6: Creative Commons – Beauty

The Creative Commons website is a “…project [that] will develop and release an open online search and re-use tool that will allow high-quality content from the commons to surface in a more seamless and accessible way.” (CC Search Prototype).

For this search through Creative Commons, I wasn’t sure what I wanted to search at first. I initially typed in search terms like “television,” “video,” and “broadcast,” but I wanted more variety in my search results. I wanted to find a search term that was going to yield a lot of different results, not just a lot of the same thing. I then decided to search the word “beauty.” I got 59 pages of results (with 100 images per web page) with many different types of images, from people, to landscapes, to flowers, to animals.

“Beauty of Rome”
“gently beauty”
“beauty”
“Sleeping beauty castle”
“Dim beauty”
“Beauty on the Spot”

These images are all from the first two pages of results, and show just some of the variety in the search results on “beauty.” I chose these one in particular because they were not “inappropriate” (not half naked), and they all caught my eye as I was scrolling through all of the images. There was something about these images that stuck out to me.

I also chose to stay within the basic Creative Commons search that most people, if using this site, would use because it shows the types of media that could be used by an everyday person who comes across the site. There were some benefits to this – if you were looking for images and only images, you could find many to chose from, and you would not need to ask special permissions to use them – they are free for anyone to use. It’s an easy way to find images and “texts” that someone can remix.

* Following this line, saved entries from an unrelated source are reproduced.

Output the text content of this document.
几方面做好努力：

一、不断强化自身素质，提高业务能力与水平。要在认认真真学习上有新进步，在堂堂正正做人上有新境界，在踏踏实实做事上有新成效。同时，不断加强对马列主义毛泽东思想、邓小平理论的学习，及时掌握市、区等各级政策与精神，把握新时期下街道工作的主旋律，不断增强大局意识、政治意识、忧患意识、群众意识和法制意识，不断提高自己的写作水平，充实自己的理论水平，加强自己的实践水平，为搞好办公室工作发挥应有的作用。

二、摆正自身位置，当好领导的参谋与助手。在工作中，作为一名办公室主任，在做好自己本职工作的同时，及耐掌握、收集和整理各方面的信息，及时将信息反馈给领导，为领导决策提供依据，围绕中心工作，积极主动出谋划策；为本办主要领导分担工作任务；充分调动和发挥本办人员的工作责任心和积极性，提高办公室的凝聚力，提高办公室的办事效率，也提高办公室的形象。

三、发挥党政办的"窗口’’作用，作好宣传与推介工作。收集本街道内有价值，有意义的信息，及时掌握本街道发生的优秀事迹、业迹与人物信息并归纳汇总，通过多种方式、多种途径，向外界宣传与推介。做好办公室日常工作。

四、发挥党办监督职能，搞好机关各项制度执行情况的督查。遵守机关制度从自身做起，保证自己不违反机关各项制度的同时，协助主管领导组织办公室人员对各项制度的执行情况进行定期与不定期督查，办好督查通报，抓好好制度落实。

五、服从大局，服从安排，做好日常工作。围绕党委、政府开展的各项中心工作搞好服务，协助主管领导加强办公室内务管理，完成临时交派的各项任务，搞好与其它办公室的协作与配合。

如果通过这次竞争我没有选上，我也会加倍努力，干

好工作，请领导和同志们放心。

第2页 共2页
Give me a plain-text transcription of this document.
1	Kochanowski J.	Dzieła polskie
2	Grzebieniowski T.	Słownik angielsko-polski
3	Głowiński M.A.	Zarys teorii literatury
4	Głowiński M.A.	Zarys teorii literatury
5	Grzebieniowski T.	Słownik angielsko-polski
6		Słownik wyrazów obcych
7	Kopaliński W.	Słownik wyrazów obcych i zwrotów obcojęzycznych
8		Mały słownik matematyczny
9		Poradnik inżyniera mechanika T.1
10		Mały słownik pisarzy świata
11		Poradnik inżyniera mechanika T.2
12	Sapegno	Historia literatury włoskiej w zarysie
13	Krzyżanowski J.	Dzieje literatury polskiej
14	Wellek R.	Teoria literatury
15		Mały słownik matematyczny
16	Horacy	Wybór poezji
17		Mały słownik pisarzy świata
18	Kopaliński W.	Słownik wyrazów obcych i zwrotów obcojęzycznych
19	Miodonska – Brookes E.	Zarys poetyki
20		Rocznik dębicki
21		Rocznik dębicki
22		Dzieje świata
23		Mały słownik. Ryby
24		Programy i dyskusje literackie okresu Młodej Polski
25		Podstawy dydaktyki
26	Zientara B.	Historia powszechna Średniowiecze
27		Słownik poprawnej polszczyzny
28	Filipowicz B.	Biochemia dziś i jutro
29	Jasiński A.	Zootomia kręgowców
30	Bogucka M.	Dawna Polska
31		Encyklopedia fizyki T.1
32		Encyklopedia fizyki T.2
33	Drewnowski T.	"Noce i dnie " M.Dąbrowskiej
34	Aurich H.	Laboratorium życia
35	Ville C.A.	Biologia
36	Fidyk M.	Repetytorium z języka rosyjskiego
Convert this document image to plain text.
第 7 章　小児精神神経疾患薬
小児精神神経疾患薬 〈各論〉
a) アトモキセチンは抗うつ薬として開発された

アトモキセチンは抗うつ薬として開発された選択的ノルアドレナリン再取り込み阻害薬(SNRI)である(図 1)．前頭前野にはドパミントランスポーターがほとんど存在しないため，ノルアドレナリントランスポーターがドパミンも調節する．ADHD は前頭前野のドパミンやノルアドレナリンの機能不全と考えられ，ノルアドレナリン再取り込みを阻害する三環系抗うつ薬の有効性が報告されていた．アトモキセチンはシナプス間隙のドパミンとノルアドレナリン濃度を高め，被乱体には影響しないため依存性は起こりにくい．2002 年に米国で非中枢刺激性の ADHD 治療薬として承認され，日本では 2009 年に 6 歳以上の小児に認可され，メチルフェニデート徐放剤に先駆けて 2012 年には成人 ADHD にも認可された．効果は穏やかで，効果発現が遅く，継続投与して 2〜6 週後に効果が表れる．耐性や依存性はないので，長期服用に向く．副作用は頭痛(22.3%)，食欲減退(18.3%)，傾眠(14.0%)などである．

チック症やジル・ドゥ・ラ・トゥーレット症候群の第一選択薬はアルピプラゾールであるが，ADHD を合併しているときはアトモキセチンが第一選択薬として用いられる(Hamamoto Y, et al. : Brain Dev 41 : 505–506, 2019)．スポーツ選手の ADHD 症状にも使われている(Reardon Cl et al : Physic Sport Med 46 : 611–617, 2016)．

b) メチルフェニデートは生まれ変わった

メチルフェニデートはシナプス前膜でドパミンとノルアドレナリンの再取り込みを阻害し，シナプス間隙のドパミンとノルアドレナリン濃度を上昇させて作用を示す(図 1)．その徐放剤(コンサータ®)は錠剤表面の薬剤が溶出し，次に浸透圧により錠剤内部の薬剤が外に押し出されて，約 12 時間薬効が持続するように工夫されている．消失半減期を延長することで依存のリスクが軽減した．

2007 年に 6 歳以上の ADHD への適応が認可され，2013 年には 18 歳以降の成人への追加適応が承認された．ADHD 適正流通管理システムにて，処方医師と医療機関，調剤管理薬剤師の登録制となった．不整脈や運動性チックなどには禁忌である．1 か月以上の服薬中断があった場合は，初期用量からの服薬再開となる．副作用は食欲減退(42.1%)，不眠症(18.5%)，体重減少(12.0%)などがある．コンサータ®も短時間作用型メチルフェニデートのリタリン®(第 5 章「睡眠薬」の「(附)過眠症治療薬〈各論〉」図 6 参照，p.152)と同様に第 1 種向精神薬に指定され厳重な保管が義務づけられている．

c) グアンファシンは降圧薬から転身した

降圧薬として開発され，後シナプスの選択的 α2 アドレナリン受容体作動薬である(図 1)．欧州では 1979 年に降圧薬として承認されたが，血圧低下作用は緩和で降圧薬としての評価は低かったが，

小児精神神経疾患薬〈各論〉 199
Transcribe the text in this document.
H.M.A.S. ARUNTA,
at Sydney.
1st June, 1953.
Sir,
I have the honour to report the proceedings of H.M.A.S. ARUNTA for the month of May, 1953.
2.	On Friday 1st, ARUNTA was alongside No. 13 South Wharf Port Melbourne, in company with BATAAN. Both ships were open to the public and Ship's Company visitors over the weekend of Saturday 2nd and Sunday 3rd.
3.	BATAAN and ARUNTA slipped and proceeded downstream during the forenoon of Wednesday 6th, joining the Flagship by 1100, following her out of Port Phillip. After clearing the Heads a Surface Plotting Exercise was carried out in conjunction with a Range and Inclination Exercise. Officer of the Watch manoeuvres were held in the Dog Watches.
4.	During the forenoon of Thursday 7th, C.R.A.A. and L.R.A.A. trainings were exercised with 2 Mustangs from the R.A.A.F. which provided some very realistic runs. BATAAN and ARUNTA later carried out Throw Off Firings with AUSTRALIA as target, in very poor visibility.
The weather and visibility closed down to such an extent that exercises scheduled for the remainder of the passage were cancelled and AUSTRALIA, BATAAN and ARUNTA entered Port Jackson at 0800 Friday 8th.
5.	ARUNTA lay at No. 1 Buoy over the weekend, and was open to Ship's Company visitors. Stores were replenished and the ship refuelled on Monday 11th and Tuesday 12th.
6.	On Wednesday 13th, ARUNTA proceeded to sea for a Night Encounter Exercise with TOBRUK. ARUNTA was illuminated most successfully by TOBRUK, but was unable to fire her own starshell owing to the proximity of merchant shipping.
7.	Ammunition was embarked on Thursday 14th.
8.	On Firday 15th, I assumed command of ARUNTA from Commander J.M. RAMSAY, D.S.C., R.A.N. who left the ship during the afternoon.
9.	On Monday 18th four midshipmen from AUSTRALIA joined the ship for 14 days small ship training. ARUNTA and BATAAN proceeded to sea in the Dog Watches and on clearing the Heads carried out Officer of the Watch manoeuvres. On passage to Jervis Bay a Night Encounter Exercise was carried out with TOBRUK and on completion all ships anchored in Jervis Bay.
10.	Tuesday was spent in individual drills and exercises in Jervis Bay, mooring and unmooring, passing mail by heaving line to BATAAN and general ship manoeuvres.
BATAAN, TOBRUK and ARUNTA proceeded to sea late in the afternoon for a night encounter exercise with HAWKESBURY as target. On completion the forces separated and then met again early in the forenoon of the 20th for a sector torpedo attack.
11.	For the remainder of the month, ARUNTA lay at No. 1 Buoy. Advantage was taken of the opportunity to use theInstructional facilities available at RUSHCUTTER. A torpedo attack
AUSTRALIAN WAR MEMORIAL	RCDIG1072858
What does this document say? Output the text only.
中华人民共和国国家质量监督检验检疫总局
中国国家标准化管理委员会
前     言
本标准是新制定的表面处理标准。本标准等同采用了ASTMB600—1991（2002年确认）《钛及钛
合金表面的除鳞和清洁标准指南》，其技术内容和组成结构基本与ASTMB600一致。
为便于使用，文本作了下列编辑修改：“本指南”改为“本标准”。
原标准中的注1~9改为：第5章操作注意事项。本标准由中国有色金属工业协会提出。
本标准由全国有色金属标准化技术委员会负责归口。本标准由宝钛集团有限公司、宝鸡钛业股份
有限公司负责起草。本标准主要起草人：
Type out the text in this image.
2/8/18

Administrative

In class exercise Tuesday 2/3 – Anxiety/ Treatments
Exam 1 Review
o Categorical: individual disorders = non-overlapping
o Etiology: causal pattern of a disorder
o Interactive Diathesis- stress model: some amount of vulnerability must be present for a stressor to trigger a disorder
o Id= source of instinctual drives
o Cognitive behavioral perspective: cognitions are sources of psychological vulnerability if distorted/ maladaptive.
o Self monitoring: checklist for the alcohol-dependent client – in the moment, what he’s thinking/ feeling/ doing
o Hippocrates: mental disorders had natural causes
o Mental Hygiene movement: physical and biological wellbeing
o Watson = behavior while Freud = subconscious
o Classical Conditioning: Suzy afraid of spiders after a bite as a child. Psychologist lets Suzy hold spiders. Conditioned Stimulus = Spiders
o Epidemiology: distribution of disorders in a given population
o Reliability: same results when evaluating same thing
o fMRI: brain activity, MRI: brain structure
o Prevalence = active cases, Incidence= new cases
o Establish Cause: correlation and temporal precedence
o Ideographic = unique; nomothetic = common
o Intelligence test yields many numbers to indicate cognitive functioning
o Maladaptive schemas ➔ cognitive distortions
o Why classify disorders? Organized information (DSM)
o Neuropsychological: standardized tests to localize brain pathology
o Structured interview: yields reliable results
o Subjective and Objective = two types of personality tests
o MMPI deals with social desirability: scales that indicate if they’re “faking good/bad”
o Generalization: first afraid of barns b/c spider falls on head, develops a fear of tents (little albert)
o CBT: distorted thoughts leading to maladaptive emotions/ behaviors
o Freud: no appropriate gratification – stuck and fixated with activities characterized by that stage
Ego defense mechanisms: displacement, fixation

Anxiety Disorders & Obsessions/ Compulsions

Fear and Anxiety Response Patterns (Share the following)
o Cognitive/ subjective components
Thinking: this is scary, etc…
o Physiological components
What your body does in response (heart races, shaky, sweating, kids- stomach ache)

However, there are some disadvantages – no other media options are available from the main search, which, as a broadcasting major who works with video, is a little frustrating. Moreover, there is only so much remixing you can do with only images to work with; with more variety of media, someone could make a new and interesting text, but without those readily available from the basic search option makes it appear that those media aren’t there (as Vivian points out it is possible to find after some searching through the site in her blogpost).

 

Works Cited:

CC Search Prototype, ccsearch.creativecommons.org/about.